On the impact of AI technologies:

  • It makes detection and learning capabilities better. There are significant opportunities to be more accurate in detecting fraud activity and in identifying legitimate activity.
  • There is a significant increase in the number of new APIs being released because their customers’ developers are using AI. While this technology is being operationalized at customers’ sites, it’s also a security challenge. These are new types of attack surfaces that need to be monitored.
  • There is specific interest in understanding API traffic that is going out to AI applications, i.e., what sensitive data is going out to those applications and how AI is being leveraged within the internal APIs of an enterprise.
  • While it is helping customers accelerate what they do, it is driving Salt Security to become faster in terms of 1) identifying new attack vectors that are created by this technology, 2) managing it and teaching it to build safer code, because AI is a learning algorithm.

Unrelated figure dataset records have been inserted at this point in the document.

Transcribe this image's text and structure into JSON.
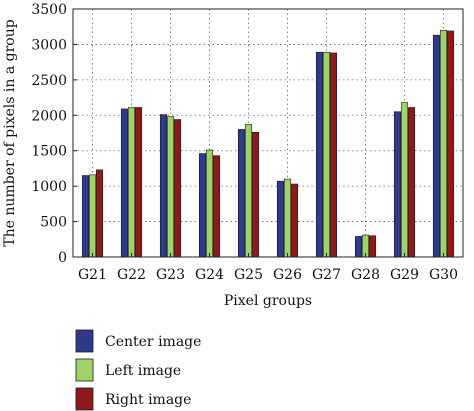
{
  "chart_data": {
    "type": "bar",
    "xlabel": "Pixel groups",
    "ylabel": "The number of pixels in a group",
    "ylim": [
      0,
      3500
    ],
    "yticks": [
      0,
      500,
      1000,
      1500,
      2000,
      2500,
      3000,
      3500
    ],
    "grid": true,
    "legend_position": "bottom-left",
    "categories": [
      "G21",
      "G22",
      "G23",
      "G24",
      "G25",
      "G26",
      "G27",
      "G28",
      "G29",
      "G30"
    ],
    "series": [
      {
        "name": "Center image",
        "color": "#2e3a8c",
        "values": [
          1150,
          2090,
          2010,
          1460,
          1800,
          1070,
          2890,
          290,
          2050,
          3130
        ]
      },
      {
        "name": "Left image",
        "color": "#9ed36a",
        "values": [
          1160,
          2110,
          1980,
          1510,
          1870,
          1100,
          2890,
          310,
          2180,
          3200
        ]
      },
      {
        "name": "Right image",
        "color": "#8e1b1b",
        "values": [
          1230,
          2110,
          1940,
          1430,
          1760,
          1030,
          2880,
          300,
          2110,
          3190
        ]
      }
    ]
  }
}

On the API security posture of organizations today:

  • Some shops are very mature and have gotten a handle on it.
  • Some organizations that Salt Security has talked to have spent a lot of time and energy in digital transformation, they’ve moved to an API-first architecture, and have accelerated their ability to deliver value to their customers.
  • There are those that are struggling with the basics: they don’t know what APIs they have, they need help writing a policy, they need help identifying high-level gaps, or they have very limited capacity and can only do one out of all of the insights that Salt Security can provide.
  • Short answer: the landscape is changing, but the level of maturity is still relatively low.

On what drives the API security maturity level of an organization:

  • Business drivers: A company identifies something is business critical, so they spend time on API security. If it was formed in the last 5-7 years and, in general, built its business on APIs, usually they would be more mature. Those that are just completing their digital transformation are less mature.
  • An attack: There have been some high-profile attacks out there and some of them have hit the news. This forces an organization to drastically mature what they’re doing for this specific space. They bring in outside talent, consultants, and the right tooling, and they become mature very fast.

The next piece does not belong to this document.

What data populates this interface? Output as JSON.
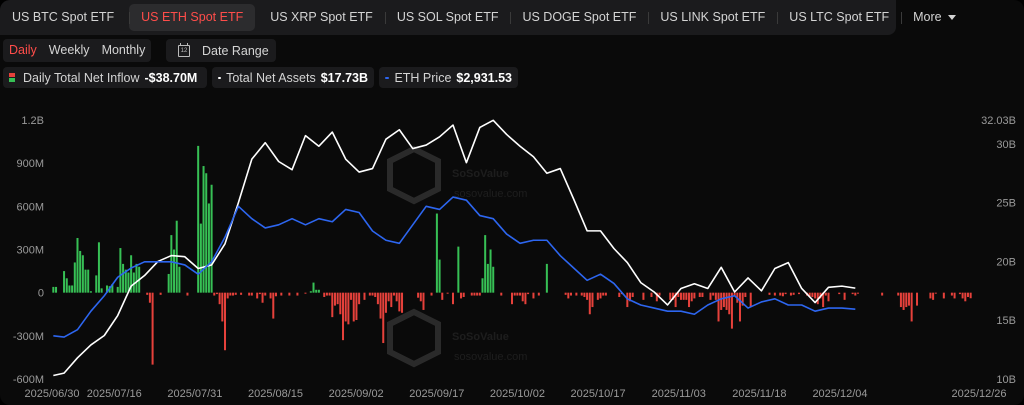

On current cyberattack/cyber warfare trends:

  • Salt Labs, the research arm of Salt Security, identified a new attack vector that allows threat actors to take over accounts using social logins. Some of the largest enterprises in the world actually implemented their authentication in a way that would make them vulnerable to this problem.
  • There was an increase in attacks when the war in Ukraine happened.
  • There was an increase in attacks when the conflict in the Middle East happened.
  • There is an increase in the level of sophistication and the intensity of those attacks.
  • There is progress in the maturity of the defenders and the ability to put effective controls. Where you want to be is not to have an attack and respond to it, but you want to reduce the attack surface and become an unattractive target.
  • The cybercrime economy is very successful.
  • Protecting legacy applications is extremely hard. It is really a challenge to put controls in place or to identify some of those attacks and respond to them. An API architecture and an API-first approach is actually easier to secure, update and monitor.

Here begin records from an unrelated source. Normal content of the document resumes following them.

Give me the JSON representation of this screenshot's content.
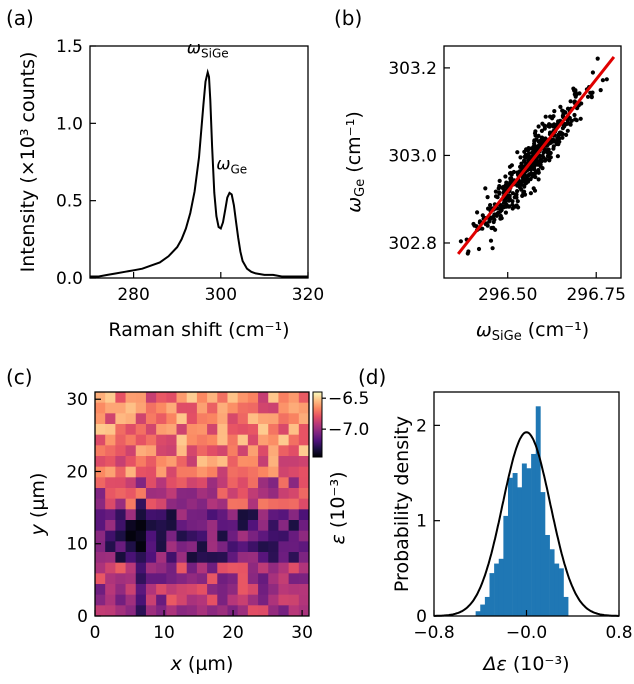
{
  "panels": {
    "a": "(a)",
    "b": "(b)",
    "c": "(c)",
    "d": "(d)"
  },
  "chart_data": [
    {
      "id": "a",
      "type": "line",
      "xlabel": "Raman shift (cm⁻¹)",
      "ylabel": "Intensity (×10³ counts)",
      "xlim": [
        270,
        320
      ],
      "ylim": [
        0,
        1.5
      ],
      "xticks": [
        "280",
        "300",
        "320"
      ],
      "xtick_values": [
        280,
        300,
        320
      ],
      "yticks": [
        "0.0",
        "0.5",
        "1.0",
        "1.5"
      ],
      "ytick_values": [
        0,
        0.5,
        1.0,
        1.5
      ],
      "annotations": [
        {
          "symbol": "ω",
          "sub": "SiGe",
          "x": 297,
          "y": 1.45
        },
        {
          "symbol": "ω",
          "sub": "Ge",
          "x": 302.5,
          "y": 0.7
        }
      ],
      "series": [
        {
          "color": "#000000",
          "x": [
            270,
            272,
            274,
            276,
            278,
            280,
            282,
            284,
            286,
            288,
            290,
            291,
            292,
            293,
            294,
            295,
            295.5,
            296,
            296.5,
            297,
            297.3,
            297.6,
            298,
            298.5,
            299,
            299.5,
            300,
            300.5,
            301,
            301.5,
            302,
            302.5,
            303,
            303.5,
            304,
            304.5,
            305,
            306,
            307,
            308,
            310,
            312,
            314,
            316,
            318,
            320
          ],
          "values": [
            0.01,
            0.01,
            0.02,
            0.03,
            0.04,
            0.05,
            0.06,
            0.08,
            0.1,
            0.14,
            0.2,
            0.25,
            0.32,
            0.42,
            0.56,
            0.78,
            0.95,
            1.12,
            1.27,
            1.33,
            1.3,
            1.15,
            0.85,
            0.55,
            0.4,
            0.33,
            0.32,
            0.36,
            0.44,
            0.52,
            0.55,
            0.54,
            0.47,
            0.36,
            0.26,
            0.17,
            0.11,
            0.06,
            0.04,
            0.03,
            0.02,
            0.02,
            0.01,
            0.01,
            0.01,
            0.01
          ]
        }
      ]
    },
    {
      "id": "b",
      "type": "scatter",
      "xlabel_symbol": "ω",
      "xlabel_sub": "SiGe",
      "xlabel_rest": " (cm⁻¹)",
      "ylabel_symbol": "ω",
      "ylabel_sub": "Ge",
      "ylabel_rest": " (cm⁻¹)",
      "xlim": [
        296.32,
        296.82
      ],
      "ylim": [
        302.72,
        303.25
      ],
      "xticks": [
        "296.50",
        "296.75"
      ],
      "xtick_values": [
        296.5,
        296.75
      ],
      "yticks": [
        "302.8",
        "303.0",
        "303.2"
      ],
      "ytick_values": [
        302.8,
        303.0,
        303.2
      ],
      "point_color": "#000000",
      "point_count": 500,
      "point_center": [
        296.57,
        302.985
      ],
      "point_spread": [
        0.075,
        0.045
      ],
      "fit": {
        "color": "#e00000",
        "x": [
          296.36,
          296.8
        ],
        "y": [
          302.775,
          303.225
        ]
      }
    },
    {
      "id": "c",
      "type": "heatmap",
      "xlabel_symbol": "x",
      "xlabel_rest": " (µm)",
      "ylabel_symbol": "y",
      "ylabel_rest": " (µm)",
      "xlim": [
        0,
        31
      ],
      "ylim": [
        0,
        31
      ],
      "xticks": [
        "0",
        "10",
        "20",
        "30"
      ],
      "xtick_values": [
        0,
        10,
        20,
        30
      ],
      "yticks": [
        "0",
        "10",
        "20",
        "30"
      ],
      "ytick_values": [
        0,
        10,
        20,
        30
      ],
      "grid_size": [
        21,
        21
      ],
      "colorbar": {
        "range": [
          -7.45,
          -6.4
        ],
        "ticks": [
          "−6.5",
          "−7.0"
        ],
        "tick_values": [
          -6.5,
          -7.0
        ],
        "label_symbol": "ε",
        "label_rest": " (10⁻³)",
        "colormap": [
          "#000004",
          "#1c1044",
          "#4f127b",
          "#812581",
          "#b5367a",
          "#e55064",
          "#fb8761",
          "#fec287",
          "#fcfdbf"
        ]
      }
    },
    {
      "id": "d",
      "type": "bar",
      "xlabel_symbol": "Δε",
      "xlabel_rest": " (10⁻³)",
      "ylabel": "Probability density",
      "xlim": [
        -0.8,
        0.8
      ],
      "ylim": [
        0,
        2.35
      ],
      "xticks": [
        "−0.8",
        "−0.0",
        "0.8"
      ],
      "xtick_values": [
        -0.8,
        0,
        0.8
      ],
      "yticks": [
        "0",
        "1",
        "2"
      ],
      "ytick_values": [
        0,
        1,
        2
      ],
      "bar_color": "#1f77b4",
      "bin_width": 0.04,
      "bin_starts": [
        -0.44,
        -0.4,
        -0.36,
        -0.32,
        -0.28,
        -0.24,
        -0.2,
        -0.16,
        -0.12,
        -0.08,
        -0.04,
        0.0,
        0.04,
        0.08,
        0.12,
        0.16,
        0.2,
        0.24,
        0.28,
        0.32
      ],
      "values": [
        0.05,
        0.12,
        0.2,
        0.45,
        0.55,
        0.6,
        1.05,
        1.45,
        1.5,
        1.35,
        1.6,
        1.55,
        1.7,
        2.2,
        1.3,
        0.85,
        0.7,
        0.55,
        0.5,
        0.2
      ],
      "fit": {
        "type": "gaussian",
        "mean": 0.0,
        "sigma": 0.207,
        "color": "#000000"
      }
    }
  ]
}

On the types of threat actors:

  • The ones that are economically motivated: just trying to find the very simple vulnerability, just scanning for zombie or rogue API points.
  • The very opportunistic ones who would go target by target. They try to map out and test different things and go after soft targets. And it’s not incredibly sophisticated.
  • Targeted attackers: they do business logic attacks, they find flaws in how your applications and APIs are built. There’s been a higher level of sophistication in the past 2 years. They employ a lot more AI and automation to scale out those attacks.